134      If I am wrong, and it is incumbent upon me to make a finding about risks, I am not persuaded by the plaintiff’s submissions. I would have to find on a balance of probabilities that the risk of spinal injury, the frequency of injuries at large or the likelihood of injury resulting from being thrown over the handlebars are so high that an exception should be made to the principles that specific risks do not have to be identified in the face of a comprehensive exclusion of liability clause.

 

The plaintiff also argued that Whistler is liable under s. 8 of the Business Practices and Consumer Protection Act submitting Whistler engaged in unconscionable or deceptive acts or practices through a deliberate non-disclosure of relevant documents or information about the rate and severity of injuries at the Park. The Court found the plaintiff’s allegation of non-disclosure to be unsubstantiated, the Release to be comprehensive and, in the alternative, the risks of spinal injury not proven significant enough to depart from the established case law about exclusion of liability.

The Court was satisfied on a balance of probabilities that Dr. Jamieson knowingly and voluntarily signed the Release in order to use the Park. That eliminated his claim under s. 8 of the Act. The Release adequately identified the risks of using the park. The Court was satisfied that Whistler had proven under the Act that it did not engage in any “oral, written, visual, descriptive or other representation” that had the “capability, tendency or effect of deceiving or misleading” its patrons.
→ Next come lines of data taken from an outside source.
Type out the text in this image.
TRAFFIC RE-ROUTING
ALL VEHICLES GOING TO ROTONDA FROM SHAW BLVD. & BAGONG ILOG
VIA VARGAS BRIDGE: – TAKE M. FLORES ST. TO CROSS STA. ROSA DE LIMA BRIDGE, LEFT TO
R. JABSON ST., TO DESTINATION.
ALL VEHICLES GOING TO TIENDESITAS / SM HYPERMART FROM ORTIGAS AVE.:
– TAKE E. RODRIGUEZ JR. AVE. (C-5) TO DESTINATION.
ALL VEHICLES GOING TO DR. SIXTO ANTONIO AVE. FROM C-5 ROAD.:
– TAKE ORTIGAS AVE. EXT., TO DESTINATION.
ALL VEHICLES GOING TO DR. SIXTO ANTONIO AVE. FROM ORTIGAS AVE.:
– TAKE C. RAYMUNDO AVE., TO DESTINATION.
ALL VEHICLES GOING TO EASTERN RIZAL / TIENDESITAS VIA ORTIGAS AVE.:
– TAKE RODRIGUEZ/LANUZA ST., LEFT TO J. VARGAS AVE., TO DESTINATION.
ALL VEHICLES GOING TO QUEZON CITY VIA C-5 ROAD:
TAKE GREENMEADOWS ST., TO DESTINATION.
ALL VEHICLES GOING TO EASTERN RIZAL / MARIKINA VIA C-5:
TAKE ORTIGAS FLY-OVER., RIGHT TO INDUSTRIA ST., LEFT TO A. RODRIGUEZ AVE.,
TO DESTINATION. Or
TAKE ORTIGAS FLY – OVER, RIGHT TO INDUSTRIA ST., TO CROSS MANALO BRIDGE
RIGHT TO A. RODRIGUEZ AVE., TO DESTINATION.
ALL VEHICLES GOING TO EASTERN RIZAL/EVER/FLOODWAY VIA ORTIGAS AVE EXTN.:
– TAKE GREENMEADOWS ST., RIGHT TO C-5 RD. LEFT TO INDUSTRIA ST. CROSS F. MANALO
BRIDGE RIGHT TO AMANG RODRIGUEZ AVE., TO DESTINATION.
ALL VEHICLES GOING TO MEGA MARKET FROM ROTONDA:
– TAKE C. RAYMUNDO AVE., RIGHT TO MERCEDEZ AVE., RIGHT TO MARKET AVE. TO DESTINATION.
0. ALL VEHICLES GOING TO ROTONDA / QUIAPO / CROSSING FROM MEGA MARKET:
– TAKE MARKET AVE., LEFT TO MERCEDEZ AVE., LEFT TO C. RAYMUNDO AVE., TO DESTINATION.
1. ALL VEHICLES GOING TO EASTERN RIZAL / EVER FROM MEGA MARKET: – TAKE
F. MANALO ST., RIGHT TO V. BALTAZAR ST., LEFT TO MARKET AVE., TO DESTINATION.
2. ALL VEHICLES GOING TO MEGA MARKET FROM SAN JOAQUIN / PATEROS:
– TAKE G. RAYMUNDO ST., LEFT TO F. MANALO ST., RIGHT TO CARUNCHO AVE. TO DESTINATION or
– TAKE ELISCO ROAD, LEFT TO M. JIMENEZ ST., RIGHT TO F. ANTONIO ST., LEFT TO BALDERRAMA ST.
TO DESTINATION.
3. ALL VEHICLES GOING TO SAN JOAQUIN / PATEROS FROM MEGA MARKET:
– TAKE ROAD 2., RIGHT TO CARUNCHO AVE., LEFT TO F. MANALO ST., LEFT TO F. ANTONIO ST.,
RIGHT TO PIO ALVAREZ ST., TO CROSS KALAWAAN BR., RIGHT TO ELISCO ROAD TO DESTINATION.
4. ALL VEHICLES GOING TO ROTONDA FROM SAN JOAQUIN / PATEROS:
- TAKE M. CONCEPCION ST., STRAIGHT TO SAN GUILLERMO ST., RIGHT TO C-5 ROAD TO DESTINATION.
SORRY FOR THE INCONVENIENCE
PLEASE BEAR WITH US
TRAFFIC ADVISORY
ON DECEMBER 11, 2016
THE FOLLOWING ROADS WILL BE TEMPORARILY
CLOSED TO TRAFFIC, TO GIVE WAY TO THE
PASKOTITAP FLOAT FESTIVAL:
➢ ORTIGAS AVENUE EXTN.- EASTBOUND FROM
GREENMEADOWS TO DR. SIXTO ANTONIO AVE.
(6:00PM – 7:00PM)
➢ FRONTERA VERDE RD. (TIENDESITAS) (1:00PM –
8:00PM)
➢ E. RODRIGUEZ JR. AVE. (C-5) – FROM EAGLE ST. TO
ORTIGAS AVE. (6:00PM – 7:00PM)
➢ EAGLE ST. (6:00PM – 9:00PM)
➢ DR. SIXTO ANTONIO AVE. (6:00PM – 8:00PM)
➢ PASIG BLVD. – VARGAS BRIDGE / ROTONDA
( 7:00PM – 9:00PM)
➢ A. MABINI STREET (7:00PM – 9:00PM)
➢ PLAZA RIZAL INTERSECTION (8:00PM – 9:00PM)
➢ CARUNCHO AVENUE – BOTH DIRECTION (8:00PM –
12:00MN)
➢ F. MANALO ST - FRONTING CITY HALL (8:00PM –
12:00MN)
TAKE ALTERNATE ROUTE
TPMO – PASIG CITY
Accordingly the Court found the Release is valid and enforceable, and effective to bar the plaintiff’s claim. The Court also found Whistler had proven it had not violated any provision of the Act. Therefore, Whistler was entitled to a declaration that Dr. Jamieson is bound by the terms and conditions of the Release he signed on June 28, 2009 thus precluding him from suing Whistler for any injury, loss, damage or expense he may have suffered as a result of the accident that took place on August 28, 2009 in the Park. The Court granted an Order dismissing his action.